Ren po świetnie przyjętym „Hi Ren” wypuścił kawałek o nazwie „Sick Boi”. O ŻESZ KURWA CO ZA BIT! Od pierwszego taktu produkcji kujobeats wiesz, że to będzie rozpierdol. Sampel często wykorzystywany: „Bre, Petrunko”, który wykonywał onegdaj Bułgarski Zespół Narodowy. To, jak Ren się wpierdala na to biciwo, jest niesamowite. Kujobeats znakomicie wyczuł motywy w nawijce rapera. Świetnie zrobiona podziałka rytmiczna z agresywnym flow walijczyka, to jedna z najmocniejszych rzeczy, jakie odsłuchałem w tym roku. Od początku dostajemy retrospektywną podróż po jego wizytach u psychologów, gdzie na skutek złych diagnoz jego życie mocno się poprzewracało. Całość to prawdziwa petarda! Ren udowadnia, jakim jest wszechstronnym gościem, chociażby linijką „Sick boy, sick boy, bitten by a tick boy / Looking for that fix boy, anabolic sterroroids”. Przed napisaniem tego tekstu słuchałem tego kilkanaście razy. Za każdym razem wpierdalało mnie w krzesło.

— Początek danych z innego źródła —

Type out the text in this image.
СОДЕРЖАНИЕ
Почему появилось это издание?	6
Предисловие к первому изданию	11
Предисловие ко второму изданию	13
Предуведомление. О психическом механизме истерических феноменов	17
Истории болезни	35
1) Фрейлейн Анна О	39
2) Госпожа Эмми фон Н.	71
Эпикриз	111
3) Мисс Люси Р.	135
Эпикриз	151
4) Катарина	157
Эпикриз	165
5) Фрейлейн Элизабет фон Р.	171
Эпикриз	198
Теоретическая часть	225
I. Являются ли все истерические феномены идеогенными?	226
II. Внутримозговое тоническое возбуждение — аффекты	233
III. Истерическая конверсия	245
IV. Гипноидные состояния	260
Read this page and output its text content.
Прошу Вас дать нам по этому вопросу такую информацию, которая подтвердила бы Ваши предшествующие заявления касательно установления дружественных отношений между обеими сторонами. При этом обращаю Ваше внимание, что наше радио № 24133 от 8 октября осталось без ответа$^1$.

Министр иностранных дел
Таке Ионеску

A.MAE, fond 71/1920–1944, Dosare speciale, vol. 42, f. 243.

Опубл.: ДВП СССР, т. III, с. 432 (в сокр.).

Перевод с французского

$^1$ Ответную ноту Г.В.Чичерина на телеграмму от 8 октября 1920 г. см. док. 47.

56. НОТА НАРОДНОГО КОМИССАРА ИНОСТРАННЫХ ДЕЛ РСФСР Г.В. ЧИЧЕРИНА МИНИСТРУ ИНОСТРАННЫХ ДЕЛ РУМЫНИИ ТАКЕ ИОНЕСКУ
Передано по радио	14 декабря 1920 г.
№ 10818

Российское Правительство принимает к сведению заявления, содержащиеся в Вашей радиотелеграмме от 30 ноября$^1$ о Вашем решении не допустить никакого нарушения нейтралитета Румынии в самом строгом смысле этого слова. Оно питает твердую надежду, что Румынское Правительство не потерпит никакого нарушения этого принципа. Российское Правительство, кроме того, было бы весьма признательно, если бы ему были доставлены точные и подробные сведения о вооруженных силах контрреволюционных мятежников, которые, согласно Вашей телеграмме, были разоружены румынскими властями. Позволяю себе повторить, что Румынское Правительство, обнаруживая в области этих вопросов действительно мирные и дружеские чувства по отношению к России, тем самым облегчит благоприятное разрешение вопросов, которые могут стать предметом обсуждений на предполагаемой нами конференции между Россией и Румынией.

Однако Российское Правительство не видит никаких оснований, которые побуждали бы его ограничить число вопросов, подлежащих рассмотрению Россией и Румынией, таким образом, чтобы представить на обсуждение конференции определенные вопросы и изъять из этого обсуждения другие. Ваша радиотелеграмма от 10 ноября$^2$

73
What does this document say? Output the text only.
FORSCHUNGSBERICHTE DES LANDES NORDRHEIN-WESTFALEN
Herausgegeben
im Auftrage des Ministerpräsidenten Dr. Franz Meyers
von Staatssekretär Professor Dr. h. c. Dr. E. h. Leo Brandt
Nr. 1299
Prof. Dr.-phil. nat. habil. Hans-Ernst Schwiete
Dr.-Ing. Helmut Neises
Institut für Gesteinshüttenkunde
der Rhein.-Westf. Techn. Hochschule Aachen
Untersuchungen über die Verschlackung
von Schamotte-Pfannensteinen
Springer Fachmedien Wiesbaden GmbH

Następnie fani jego twórczości otrzymali retake „Bittersweet symphony” zespołu The Verve. Utwór kultowy już w momencie wyjścia. Można było się obawiać, jak poradzi sobie Ren z porywaniem się na taki klasyk. Cóż… Wyszło świetnie. Znakomity remake beatu, do tego kilka fajnych linijek w stylu „My companion is the city, so I’m never alone”. Dołączmy do tego nawiązanie klipem do oryginału i mamy cudo. Jest to też niejako hołd dla własnego pochodzenia. Ukazując, że chociaż nie jest idealnie, to świetnie się w tym odnajduje. Cudowny retake!

Ostatnim utworem, jaki do tej pory wypuścił Ren, jest „Illest of our time”. Walijczyk wjeżdża tam z psychodeliczną nawijką, a bit powoduje wewnętrzny niepokój. Muzyk, który zaczynał od Indie teraz nawija o krzyżowaniu, demonologiach. Kurwa, co za zwrot! Nikt, kto słuchał jego utworów w Trick The Fox, nie mógł się spodziewać takiego rozwoju kariery. Talent, który do końca nie rozkwitł na scenach pop, ma szansę zdobyć uznanie w rapie. Cóż, chciałem się skupić na jednym utworze. Ale całość, jaka wylewa się z Rena, sprawia, że wchłonęła mnie jego biografia. „Sick Boi” jest tego kwintesencją. Oby wraz z polepszeniem statusu w muzyce, poprawił mu się także stan zdrowia. Tego życzę! Ty czytelniku, jeśli masz jakieś problemy ze sobą, nie bój się skontaktować ze specjalistami. Daj sobie pomóc!